Cuando volvió diez días más tarde, resultó que Egon seguía vivo. Verdad era que antes de que Bäckström se fuese parecía más animado, y los primeros días después de su regreso nadaba un poco escorado, pero luego volvió a ser el de siempre.
Bäckström estaba impresionado e incluso hablaba de él en los descansos en el trabajo —«un granuja duro de pelar»— y, más o menos entonces, empezó a tomarle cariño. A veces incluso se quedaba mirándolo por las noches mientras disfrutaba del merecido cubata al final de una jornada larga y penosa. Había que ver cómo nadaba Egon de un lado a otro y de arriba abajo en el acuario sin preocuparse de que no hubiera ninguna señora a su alrededor.

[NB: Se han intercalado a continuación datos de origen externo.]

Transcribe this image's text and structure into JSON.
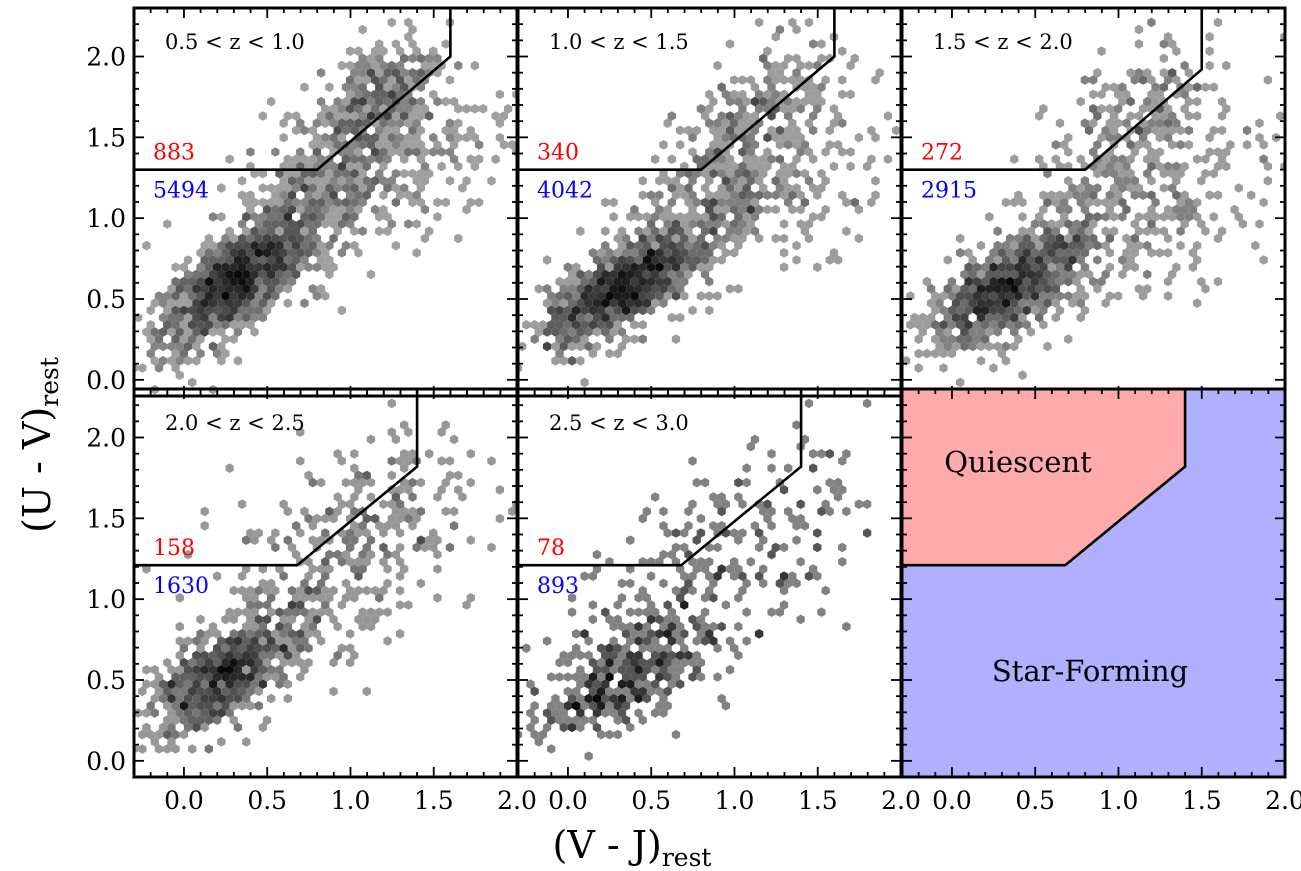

Tú sí que vives bien, muchacho, solía pensar Bäckström, y comparado con los documentales de naturaleza que ponían en la tele, Egon era el ganador incuestionable.
Tendré que darme prisa con la investigación, pensó Bäckström, que sentía ciertos remordimientos mientras se ponía en la mano una buena dosis de comida y se la echaba en el agua a tan silencioso compañero. Y si la cosa se alargaba, tendría que llamar al trabajo y pedirle a alguno de los colegas que se ocupase del animal.
—Cuídate, amigo —dijo Bäckström—. Tengo que irme a trabajar, pero volveremos a vernos muy pronto.
Y un cuarto de hora después, estaba en el coche camino de Växjö junto con dos de sus colegas de la comisión de homicidios de la central.